The Telegraph’s Questor thinks William Hill has a tough year ahead with a number of challenges looming, rating the company at ‘sell’.

In what the column described as “merger mania”, it noted that Paddy Power and Betfair were weeks away from merging, while Ladbrokes and Coral were awaiting approval from the Competition and Markets Authority.

Sportingbet’s parent company GVC also made a bid for Bwin.Party which was accepted in September.

However, Questor said that William Hill had missed out, with a deal for 888 falling through, leaving the company to take on its merged rivals on its own.

The gaming company also faced tax issues, after the government increased machine gaming duty while starting to tax online earnings.

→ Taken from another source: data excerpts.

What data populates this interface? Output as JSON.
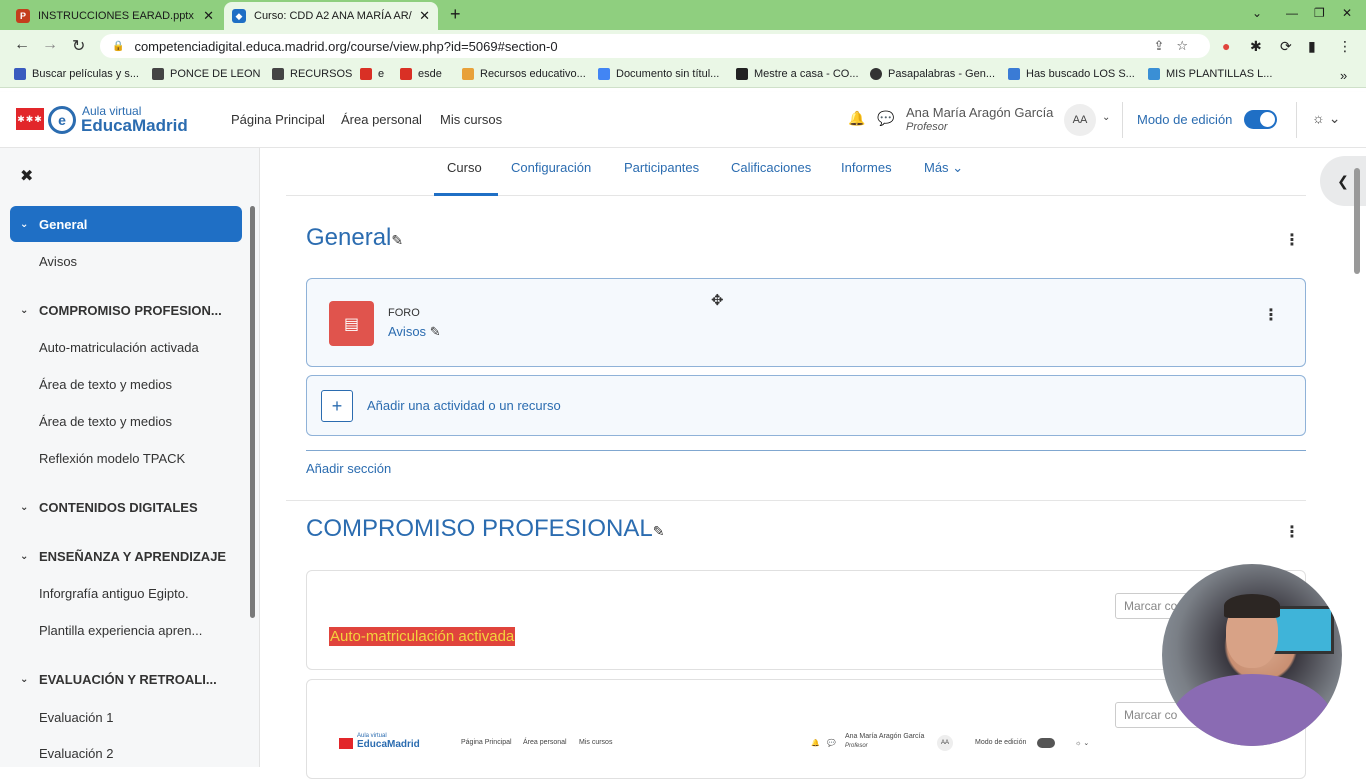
{
  "browser": {
    "tabs": [
      {
        "label": "INSTRUCCIONES EARAD.pptx",
        "icon": "powerpoint-icon"
      },
      {
        "label": "Curso: CDD A2 ANA MARÍA AR/",
        "icon": "moodle-icon"
      }
    ],
    "url": "competenciadigital.educa.madrid.org/course/view.php?id=5069#section-0",
    "bookmarks": [
      "Buscar películas y s...",
      "PONCE DE LEON",
      "RECURSOS",
      "e",
      "esde",
      "Recursos educativo...",
      "Documento sin títul...",
      "Mestre a casa - CO...",
      "Pasapalabras - Gen...",
      "Has buscado LOS S...",
      "MIS PLANTILLAS L..."
    ]
  },
  "header": {
    "logo_small": "Aula virtual",
    "logo_big": "EducaMadrid",
    "nav": [
      "Página Principal",
      "Área personal",
      "Mis cursos"
    ],
    "user_name": "Ana María Aragón García",
    "user_role": "Profesor",
    "avatar": "AA",
    "edit_mode_label": "Modo de edición"
  },
  "drawer": {
    "items": [
      {
        "label": "General",
        "type": "section",
        "active": true
      },
      {
        "label": "Avisos",
        "type": "item"
      },
      {
        "label": "COMPROMISO PROFESION...",
        "type": "section"
      },
      {
        "label": "Auto-matriculación activada",
        "type": "item"
      },
      {
        "label": "Área de texto y medios",
        "type": "item"
      },
      {
        "label": "Área de texto y medios",
        "type": "item"
      },
      {
        "label": "Reflexión modelo TPACK",
        "type": "item"
      },
      {
        "label": "CONTENIDOS DIGITALES",
        "type": "section"
      },
      {
        "label": "ENSEÑANZA Y APRENDIZAJE",
        "type": "section"
      },
      {
        "label": "Inforgrafía antiguo Egipto.",
        "type": "item"
      },
      {
        "label": "Plantilla experiencia apren...",
        "type": "item"
      },
      {
        "label": "EVALUACIÓN Y RETROALI...",
        "type": "section"
      },
      {
        "label": "Evaluación 1",
        "type": "item"
      },
      {
        "label": "Evaluación 2",
        "type": "item"
      }
    ]
  },
  "course_tabs": [
    "Curso",
    "Configuración",
    "Participantes",
    "Calificaciones",
    "Informes",
    "Más"
  ],
  "sections": {
    "general": {
      "title": "General",
      "forum_type": "FORO",
      "forum_name": "Avisos",
      "add_activity": "Añadir una actividad o un recurso",
      "add_section": "Añadir sección"
    },
    "compromiso": {
      "title": "COMPROMISO PROFESIONAL",
      "mark_label": "Marcar co",
      "activity_label": "Auto-matriculación activada",
      "embedded": {
        "logo_small": "Aula virtual",
        "logo_big": "EducaMadrid",
        "nav": [
          "Página Principal",
          "Área personal",
          "Mis cursos"
        ],
        "user_name": "Ana María Aragón García",
        "user_role": "Profesor",
        "avatar": "AA",
        "edit_mode_label": "Modo de edición"
      }
    }
  }
}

“Changes in the tax regime have seen costs in the retail business increase by 55pc over the past six years, against a 15pc rise in revenue,” it said.

Questor believed the only way to increase earnings growth was through a combination with one of its peers, as well as strengthening its online business.

“That said, 16 times earnings for a company with a challenging year ahead looks expensive.”

Over in The Times, Tempus thought Wolseley’s long-term prospects were good enough to rate the company at ‘buy long term’, following the announcement that its chief executive will retire.

Ian Meakins will retire on 31 August and be replaced by chief financial officer John Martin.

Tempus said Meakins had turned a number of aspects of the company around.

“During his seven years in office, Mr Meakins has returned £2.1bn to shareholders,” it said.

“He has exited about 30 underperforming businesses, including Bathstore and bits of the company in the Czech Republic, Italy and Scandinavia and France.”

The column also noted that he added to the company’s Ferguson operation which now has a commanding position in its core area.

Back in the UK, Tempus said the decline in the housing repair and maintenance market reported across the sector was just temporary.

“One participant in that market tells me that such spending is deferrable and people were still not confident enough to increase borrowings to pay for new kitchens and the like.”

While trading has slowed back home and in the US industrial sector due to oil prices, Tempus believed it was a good time to undertake a long-term investment in the company.